Taftazânî’nin “ليس بينها وبين الله نسبة” (Ruh ile Allah arasında nisbet yoktur) demesi, ruhun Allah’ın bir parçası olmadığını, hulûl (Allah’ın mahlukta yerleşmesi) gibi bâtıl felsefî görüşlerin reddini ifade eder. Allah, mahlukattan münezzehtir. Ruh O’ndan gelmiştir, fakat O’nunla aynı değildir. Bu, tevhid inancının korunması adına zaruri bir vurgudur.

Hayvanların Ruhları da Bâkidir

Bediüzzaman bu noktada dikkat çekici bir açıklama daha yapar:

> “Hayvanatın ruhları dahi bâkidir, kıyamette yalnız cesetleri fena bulur. Mevt ise fena değil belki alâkanın kesilmesidir.”

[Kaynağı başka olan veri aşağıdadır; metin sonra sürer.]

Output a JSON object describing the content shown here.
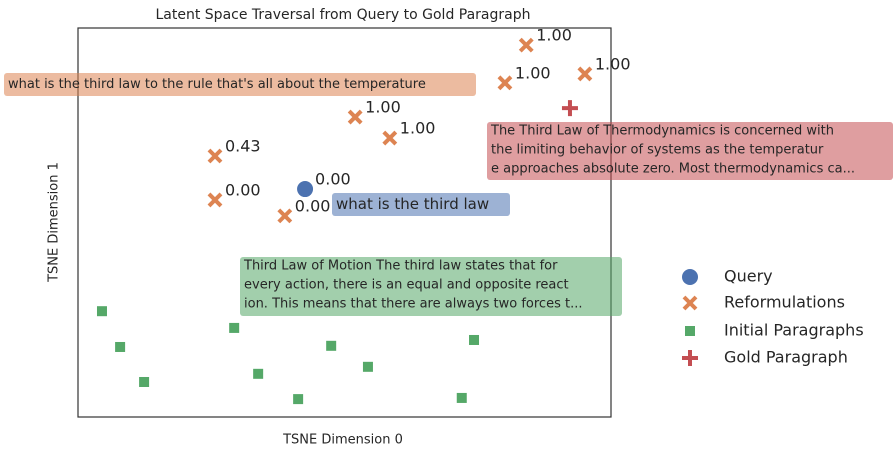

Yani ölüm, bir yok oluş değil; bir ayrılıştır, bir âlemden diğerine geçiştir. Ruh, bu geçişte varlığını korur. Bu, insanın da hayvanın da ruhunun yok olmadığını; bilakis ebedî bir düzen içinde yaşamaya devam ettiğini gösterir.

Ruhun Hakikatini Bilmek, Kendini Bilmek Demektir

Ruh, görünmeyen ama her şeyi gören bir nurdur. Bedende bir misafir değil, esas sâhiptir. Onun farkına varmak; insanın kendi hakikatine dönmesidir. Ruhun mahiyetini idrak eden insan, hayatın anlamını, ölümün sırrını ve ebediyetin müjdesini hisseder.

Özet:

Bu makalede, Sa’düddin Taftazânî’nin ruh anlayışı ve Bediüzzaman Said Nursî’nin buna getirdiği açıklamalar esas alınmıştır. Ruh, hayvanî ve insanî olmak üzere iki boyutta ele alınır. Ruh-u insânî, maddeden bağımsız, zîşuur bir emrî varlık olup Allah’ın “emr” âlemindendir. Mahluk olmakla birlikte yaratılışı maddî değildir. Allah ile arasında hulûlü reddeden bir ayrım vardır. Ölüm, ruhun yok olması değil, sadece bir ayrılıktır. Hayvanların ruhları da bâkidir. Bu izahlar, ruhun ulvî ve ebedî mahiyetini derinlemesine kavratır.